A Brazilian woman who claimed she wanted to see the Lord of the Rings film sites - but thought Harry Potter was the films' main character - was one of thousands of travellers refused entry into New Zealand in the past year, a new report has revealed.
In the 2016 financial year, 5.9 million travellers arrived in New Zealand - a 9 per cent increase on the previous year.
In that time, 2930 people were prevented from boarding a flight to New Zealand, and 1371 were refused entry on arrival.
Malaysia was the top place passengers refused entry were from, followed by Hong Kong and Brazil.
Travellers were commonly stopped from flying to New Zealand as they didn't have a visa, didn't have a valid travel document or hadn't met entry requirements.

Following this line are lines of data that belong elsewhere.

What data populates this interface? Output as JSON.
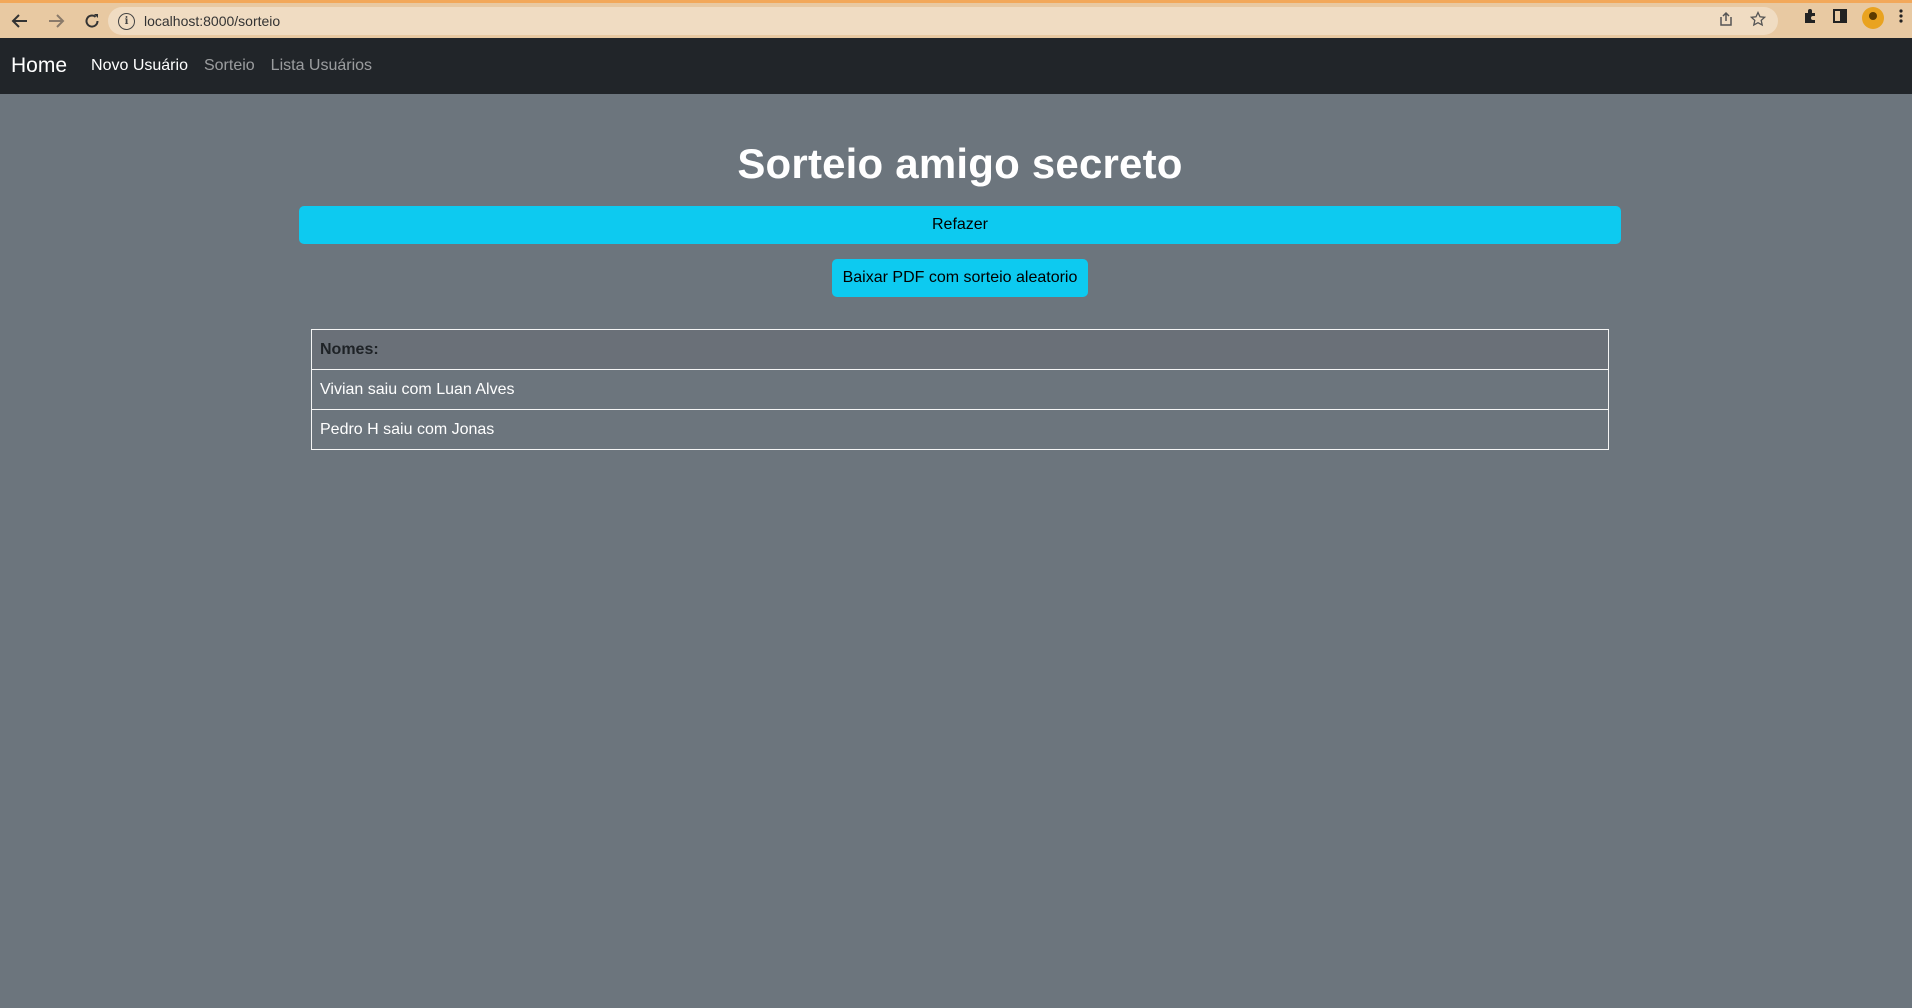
{
  "browser": {
    "url": "localhost:8000/sorteio",
    "back_icon": "arrow-left-icon",
    "forward_icon": "arrow-right-icon",
    "reload_icon": "reload-icon"
  },
  "navbar": {
    "brand": "Home",
    "links": [
      {
        "label": "Novo Usuário",
        "active": true
      },
      {
        "label": "Sorteio",
        "active": false
      },
      {
        "label": "Lista Usuários",
        "active": false
      }
    ]
  },
  "main": {
    "title": "Sorteio amigo secreto",
    "refazer_label": "Refazer",
    "pdf_label": "Baixar PDF com sorteio aleatorio",
    "table": {
      "header": "Nomes:",
      "rows": [
        "Vivian saiu com Luan Alves",
        "Pedro H saiu com Jonas"
      ]
    }
  },
  "colors": {
    "page_bg": "#6c757d",
    "navbar_bg": "#212529",
    "button_info": "#0dcaf0"
  }
}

Being the subject of an alert stopped 424 travellers, and 151 were deemed to have non-genuine visiting intentions. Another 70 were stopped for false passport or ID concerns.
In most cases, people flying to New Zealand have to have a return ticket.
But Immigration New Zealand will pay the return cost for passengers from visa-required countries when necessary. The passengers have to pay back any debt and are not granted a visa to travel back to New Zealand until it is paid.
Another case revealed in the Year at the Border report released by Immigration New Zealand today, was a Mexican man who claimed he wanted to see kangaroos and boomerangs to get away from "security concerns" with the legislation of cannabis in his home country.
Another stopped was a South African passport holder who had a dating profile claiming he was a New Zealand man seeking a "nice girl to have serious relationship". A Russian man with no explanation for having two passports, 64 credit cards, 100 sim cards and six mobile phones was also stopped.
Border control also stopped a man coming from Canada who had been found guilty in
England of conspiracy to defraud in a case related to fake US Government bonds to the tune of $2.5 trillion.
Immigration New Zealand border manager Senta Jehle said the report illustrated the work done to protect New Zealand borders from people who posed a risk.
"Screening for and managing risk at the earliest point of a passenger's journey remains a real priority for us," she said.
"To this end we have increased the number of frontline staff and strengthened our security and ICT systems.
"The increasing passenger volumes and international environment will continue to challenge us all to be increasingly innovative and connected to ensure the most effective border processes possible into the future."